For the last several weeks, this column has offered several critiques about the society in which we live and the culture that defines us. I stand by these critiques and my overarching concerns about the trajectory of our modern liberal world. It should be patently obvious that I do not like the consequences of our increasingly unfair capitalist system and our growing individualist mentality that abhors any notion of community. Both of these are the byproduct of a philosophy born in the Reformation and cultivated by the Enlightenment, which are now coming to their logical end state.

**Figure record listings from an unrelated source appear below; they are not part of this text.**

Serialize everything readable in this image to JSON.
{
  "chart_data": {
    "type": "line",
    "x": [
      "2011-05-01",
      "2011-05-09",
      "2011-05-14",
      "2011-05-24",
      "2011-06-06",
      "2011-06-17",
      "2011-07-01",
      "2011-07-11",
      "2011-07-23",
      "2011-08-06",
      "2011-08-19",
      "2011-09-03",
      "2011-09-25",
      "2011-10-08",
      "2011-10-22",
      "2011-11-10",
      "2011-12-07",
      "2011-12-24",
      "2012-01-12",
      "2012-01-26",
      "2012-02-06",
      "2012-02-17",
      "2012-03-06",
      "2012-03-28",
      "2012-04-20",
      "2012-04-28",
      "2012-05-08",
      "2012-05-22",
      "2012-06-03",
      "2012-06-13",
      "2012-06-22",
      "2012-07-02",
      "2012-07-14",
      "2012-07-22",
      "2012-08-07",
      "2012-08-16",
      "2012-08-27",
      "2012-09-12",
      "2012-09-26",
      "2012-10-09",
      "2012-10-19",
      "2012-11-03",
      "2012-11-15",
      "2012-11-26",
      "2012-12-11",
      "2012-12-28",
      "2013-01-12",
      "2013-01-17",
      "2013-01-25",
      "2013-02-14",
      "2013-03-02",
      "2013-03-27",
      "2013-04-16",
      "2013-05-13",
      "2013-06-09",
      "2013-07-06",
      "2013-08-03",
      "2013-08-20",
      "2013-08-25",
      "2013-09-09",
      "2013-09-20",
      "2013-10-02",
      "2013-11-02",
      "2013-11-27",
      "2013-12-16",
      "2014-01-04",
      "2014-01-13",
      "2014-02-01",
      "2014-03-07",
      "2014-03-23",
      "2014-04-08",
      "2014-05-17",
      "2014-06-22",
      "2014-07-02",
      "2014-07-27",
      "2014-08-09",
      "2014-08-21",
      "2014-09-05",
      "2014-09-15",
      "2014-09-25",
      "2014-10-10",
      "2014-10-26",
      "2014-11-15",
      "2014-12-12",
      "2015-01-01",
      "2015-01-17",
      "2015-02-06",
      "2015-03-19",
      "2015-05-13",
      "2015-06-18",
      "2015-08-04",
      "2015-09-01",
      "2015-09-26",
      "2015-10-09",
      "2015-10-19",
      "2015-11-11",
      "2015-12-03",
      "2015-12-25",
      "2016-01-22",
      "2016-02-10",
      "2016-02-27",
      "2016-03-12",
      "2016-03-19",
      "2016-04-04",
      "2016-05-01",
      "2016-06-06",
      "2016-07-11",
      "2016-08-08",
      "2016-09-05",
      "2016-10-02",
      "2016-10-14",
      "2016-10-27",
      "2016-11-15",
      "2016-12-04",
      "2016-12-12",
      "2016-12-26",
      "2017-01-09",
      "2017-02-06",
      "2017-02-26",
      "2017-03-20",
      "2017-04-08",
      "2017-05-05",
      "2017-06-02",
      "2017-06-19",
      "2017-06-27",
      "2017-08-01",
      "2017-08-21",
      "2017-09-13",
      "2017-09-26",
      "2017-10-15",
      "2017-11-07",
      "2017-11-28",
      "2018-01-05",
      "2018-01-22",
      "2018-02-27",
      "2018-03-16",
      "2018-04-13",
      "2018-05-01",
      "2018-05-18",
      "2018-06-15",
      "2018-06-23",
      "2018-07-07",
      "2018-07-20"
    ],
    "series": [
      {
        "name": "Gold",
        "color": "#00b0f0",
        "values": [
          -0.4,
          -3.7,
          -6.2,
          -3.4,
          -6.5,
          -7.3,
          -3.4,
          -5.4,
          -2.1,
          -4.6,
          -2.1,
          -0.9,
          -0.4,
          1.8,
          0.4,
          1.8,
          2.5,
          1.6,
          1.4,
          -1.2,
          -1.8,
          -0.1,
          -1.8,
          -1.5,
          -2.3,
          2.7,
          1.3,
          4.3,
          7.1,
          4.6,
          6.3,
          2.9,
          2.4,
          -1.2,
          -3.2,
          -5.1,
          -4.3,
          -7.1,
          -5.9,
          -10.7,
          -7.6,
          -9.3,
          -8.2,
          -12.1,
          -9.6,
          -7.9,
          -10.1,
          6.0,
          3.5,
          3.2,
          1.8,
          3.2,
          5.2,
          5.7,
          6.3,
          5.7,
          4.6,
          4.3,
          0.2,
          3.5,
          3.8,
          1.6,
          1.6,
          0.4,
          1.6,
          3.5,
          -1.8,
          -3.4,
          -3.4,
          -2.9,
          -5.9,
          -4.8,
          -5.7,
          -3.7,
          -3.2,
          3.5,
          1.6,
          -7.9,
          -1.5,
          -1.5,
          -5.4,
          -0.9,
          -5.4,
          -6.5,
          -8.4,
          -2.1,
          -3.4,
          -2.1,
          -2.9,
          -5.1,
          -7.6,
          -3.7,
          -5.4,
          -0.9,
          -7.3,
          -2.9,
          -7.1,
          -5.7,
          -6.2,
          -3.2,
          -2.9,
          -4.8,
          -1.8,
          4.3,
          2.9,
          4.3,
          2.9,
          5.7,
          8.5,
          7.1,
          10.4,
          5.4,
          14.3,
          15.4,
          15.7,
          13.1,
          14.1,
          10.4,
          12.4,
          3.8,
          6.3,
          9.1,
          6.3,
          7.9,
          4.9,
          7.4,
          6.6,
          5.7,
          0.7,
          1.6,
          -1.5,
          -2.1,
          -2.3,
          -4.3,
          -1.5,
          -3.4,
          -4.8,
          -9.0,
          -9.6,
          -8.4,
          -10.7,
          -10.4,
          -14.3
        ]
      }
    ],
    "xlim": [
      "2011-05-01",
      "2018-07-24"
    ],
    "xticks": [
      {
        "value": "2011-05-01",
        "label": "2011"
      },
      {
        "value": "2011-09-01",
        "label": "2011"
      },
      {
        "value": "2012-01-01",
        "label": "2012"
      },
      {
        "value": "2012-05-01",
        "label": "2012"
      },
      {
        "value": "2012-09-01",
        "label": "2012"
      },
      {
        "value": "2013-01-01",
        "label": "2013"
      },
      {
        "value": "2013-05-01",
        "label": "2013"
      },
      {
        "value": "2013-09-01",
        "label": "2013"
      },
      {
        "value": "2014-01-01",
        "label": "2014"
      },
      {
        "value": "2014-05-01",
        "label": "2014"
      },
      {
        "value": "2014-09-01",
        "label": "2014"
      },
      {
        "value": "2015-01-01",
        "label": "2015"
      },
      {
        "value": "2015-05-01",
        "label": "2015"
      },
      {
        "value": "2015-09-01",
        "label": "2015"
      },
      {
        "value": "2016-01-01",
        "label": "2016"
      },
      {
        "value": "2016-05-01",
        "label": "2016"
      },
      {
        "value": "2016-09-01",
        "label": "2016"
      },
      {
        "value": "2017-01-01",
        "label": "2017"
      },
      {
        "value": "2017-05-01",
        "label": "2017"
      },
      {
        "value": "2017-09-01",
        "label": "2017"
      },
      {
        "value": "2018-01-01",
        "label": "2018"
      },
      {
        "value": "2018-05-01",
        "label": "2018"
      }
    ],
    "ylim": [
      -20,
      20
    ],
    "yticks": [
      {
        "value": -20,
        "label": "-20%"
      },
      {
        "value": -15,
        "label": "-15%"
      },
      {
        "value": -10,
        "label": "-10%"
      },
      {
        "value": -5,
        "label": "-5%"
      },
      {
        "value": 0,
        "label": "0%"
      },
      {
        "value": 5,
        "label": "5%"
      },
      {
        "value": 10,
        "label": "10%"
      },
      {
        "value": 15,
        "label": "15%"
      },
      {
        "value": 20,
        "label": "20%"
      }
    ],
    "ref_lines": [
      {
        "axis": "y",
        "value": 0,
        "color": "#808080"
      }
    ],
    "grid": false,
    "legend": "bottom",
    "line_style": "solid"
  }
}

That being said, let me be clear about something: I love my country. Despite my concerns, there is no question that the United States of America remains, as President Reagan once said: “a shining city on a hill whose beacon light guides freedom-loving people everywhere”. Our nation may have some serious issues that are long-overdue for some substantive solutions, but here is why these words of Reagan remain true:


  1.  America’s unending devotion to freedom. Although Americans understand freedom differently, with some emphasizing “freedom from” and others “freedom to”, we remain consistently stubborn when it comes to our devotion to it. And this is a great thing. Because without freedom there is tyranny and the world is full of tyrants who want nothing more than to destroy this foundation of freedom that exemplifies Americans. This isn’t to say that our country is perfect. It isn’t. But I dare you to offer another example of a nation that has been a champion for freedom like America. Tell me who has defeated tyranny more than the patriots of this great land? Who has freed people and nations from savagery more than the United States? And what country will offer its sons and daughters for the cause of freedom like America? These, coupled with the fact that 44 leaders (presidents), with widely divergent understandings of freedom, have peacefully passed on this mantle from one administration to the next for over 220 years. Wars have been fought. Blood has been shed. But through it all, the cause of freedom has prevailed.
  2. America’s faith in “god”. I don’t care whether or not you think this nation was born from a Judeo-Christian ethic. It doesn’t matter. It doesn’t matter because the citizens of America remain steadfast in their faith to god. As a Lutheran pastor I take great exception to this civil faith we Americans embrace. I do so because it mistakenly concludes that all faiths are the same. They most assuredly are not. All faiths do not believe in the Triune God of my Christian faith or lead to eternal salvation. But our civil religion remains critical in our cultural narrative that allows those from differing faiths to inhabit the same land and do so without the type of persecution found throughout history and evident today in parts of the world. We pledge allegiance to one nation under god and in so doing, pledge ourselves to an inclusive faith that facilitates the cause of freedom.
  3. America’s commitment to a strong national military. This is a relatively new commitment in our nation’s history, but one I do not think will waver. We have entered a new era of warfare, where our enemies are difficult to define and battles are fought for years on end, with no end in sight. Until the current enemy of freedom is defeated, which I doubt will happen this side of the eschaton, America must maintain the size and scope of its military. Mine is not a call to intervention in every corner of the globe. But again I ask, if not America, then who? If not the most lethal fighting force the world has ever seen – that is the US military – then what shall become of the freedom we love and protect, and the faith that unites us as a people? Our military is the guardian of freedom not only in this country, but throughout the world. Without it, tyranny most assuredly will triumph.


To critique is easy and I suspect The Emperor’s Chair will continue to offer its fair share of critical commentary about the political and social issues facing our nation. But in the midst of these critiques, I pray we Americans will never lose sight of that which makes us great and never recoil from the fact that our country truly is “a shining city on a hill.”